Step by step guide to Business Debt Hibernation
A step-by-step guide to business debt hibernation has been published on the business.govt.nz website. Links to the relevant forms for "entry notice", "creditor decision notice - approved" and "creditor decision notice - not approved" on the Companies Office website are included on the page, along with case studies and a warning that "[g]etting help from your lawyer or accountant is a good way to ensure you meet your obligations and don’t become liable as a result of any errors in your process".
FMA: Business debt hibernation
The Financial Markets Authority, in a press release, discusses the Business Debt Hibernation scheme (BDH) introduced to help companies, trusts, and other businesses affected by COVID-19 to manage their debts by allowing them to place existing debts into hibernation for up to seven months. To enter BDH, there are a number of conditions an entity must meet, such as director approval and creditor support. Entities need to be aware of several legal requirements, explained in Schedule 13 of the Companies Act.

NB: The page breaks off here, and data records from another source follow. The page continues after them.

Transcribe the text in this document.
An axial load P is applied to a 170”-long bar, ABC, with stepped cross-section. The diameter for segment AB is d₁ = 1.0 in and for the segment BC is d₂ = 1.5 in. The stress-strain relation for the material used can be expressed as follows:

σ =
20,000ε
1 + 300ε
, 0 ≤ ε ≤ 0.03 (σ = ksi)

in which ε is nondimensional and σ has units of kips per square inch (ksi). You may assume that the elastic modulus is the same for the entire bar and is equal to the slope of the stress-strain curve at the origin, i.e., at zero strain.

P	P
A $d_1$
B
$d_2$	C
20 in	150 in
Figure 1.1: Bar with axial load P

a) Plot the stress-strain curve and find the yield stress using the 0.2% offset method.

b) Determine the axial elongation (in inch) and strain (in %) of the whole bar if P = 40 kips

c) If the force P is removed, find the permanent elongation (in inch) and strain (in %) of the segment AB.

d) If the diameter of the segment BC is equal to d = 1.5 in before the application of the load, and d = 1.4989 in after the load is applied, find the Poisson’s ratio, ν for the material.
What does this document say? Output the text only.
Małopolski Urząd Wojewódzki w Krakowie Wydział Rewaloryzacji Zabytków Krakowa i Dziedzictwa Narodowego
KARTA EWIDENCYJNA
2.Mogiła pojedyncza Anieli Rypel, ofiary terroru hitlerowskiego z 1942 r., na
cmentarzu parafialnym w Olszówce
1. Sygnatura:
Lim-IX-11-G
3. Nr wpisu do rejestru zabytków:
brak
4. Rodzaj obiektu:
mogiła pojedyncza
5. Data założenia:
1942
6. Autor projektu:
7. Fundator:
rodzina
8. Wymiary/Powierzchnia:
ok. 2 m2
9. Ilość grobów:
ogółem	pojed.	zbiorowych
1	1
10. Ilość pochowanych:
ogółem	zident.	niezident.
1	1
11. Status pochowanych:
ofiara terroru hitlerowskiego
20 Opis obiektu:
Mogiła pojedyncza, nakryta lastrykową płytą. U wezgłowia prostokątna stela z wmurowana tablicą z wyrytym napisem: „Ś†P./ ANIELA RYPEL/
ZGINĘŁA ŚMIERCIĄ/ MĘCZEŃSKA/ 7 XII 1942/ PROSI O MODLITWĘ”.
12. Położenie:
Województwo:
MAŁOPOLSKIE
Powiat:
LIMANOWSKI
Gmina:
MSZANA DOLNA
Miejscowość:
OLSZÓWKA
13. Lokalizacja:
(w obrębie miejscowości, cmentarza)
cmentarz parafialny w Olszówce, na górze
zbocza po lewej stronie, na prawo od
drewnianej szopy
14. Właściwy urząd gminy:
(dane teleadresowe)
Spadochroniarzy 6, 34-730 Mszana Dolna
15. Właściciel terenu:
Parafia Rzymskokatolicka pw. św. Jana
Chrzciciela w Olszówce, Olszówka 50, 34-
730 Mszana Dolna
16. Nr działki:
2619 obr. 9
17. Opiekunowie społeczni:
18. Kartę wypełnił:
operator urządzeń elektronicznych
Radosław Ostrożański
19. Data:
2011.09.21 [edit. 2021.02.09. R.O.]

They may also wish to obtain accounting and legal advice to ensure their obligations are met throughout the BDH process.
Government to increase FMA’s funding and levy settings
The Ministry of Business, Innovation and Employment says "The Government is making changes to the Financial Markets Authority’s (FMA) levy to implement an increase in its funding. The funding decision, made through Budget 2020, involves increasing the FMA’s annual operating funding over the next three years." The media release notes: "The increase in the FMA’s operational funding will be apportioned between the Crown and levy payers. The majority of the increase will come from levy payers. Levies for the first year of the FMA’s phased funding increase (2020/21) have now been confirmed, and are available" in a pdf attached to the media release.
COVID-19 debt and insolvency legislation needs more work, says Law Society
Legislation being fast-tracked through Parliament to respond to looming debt and insolvency problems needs refinement and to be supported by comprehensive practical guidance, particularly for the small-to-medium businesses that make up the bulk of New Zealand’s business activity, the New Zealand Law Society|Te Kāhui Ture o Aotearoa has told the Epidemic Response Committee.
Beehive: OIO and New measures to protect New Zealand’s national interest during COVID-19 crisis
Beehive press announcement that the Government is to amend the "Overseas Investment Act to protect key New Zealand assets from falling unnecessarily into foreign ownership as the economy recovers from the fallout of the global COVID-19 pandemic." The changes will include bringing forward the introduction of a national interest test to our most strategically important assets, as well as the temporary application of that test to any foreign investments, regardless of dollar value, that result in more than a 25 per cent ownership interest, or that increases an existing interest to – or beyond – 50 per cent, 75 per cent or 100 per cent in a New Zealand business. The temporary power will be reviewed every 90 days and remain in place only as long as it is necessary to protect the essential interests of New Zealand while the COVID-19 pandemic and its economic aftermath continues to have significant impact in New Zealand.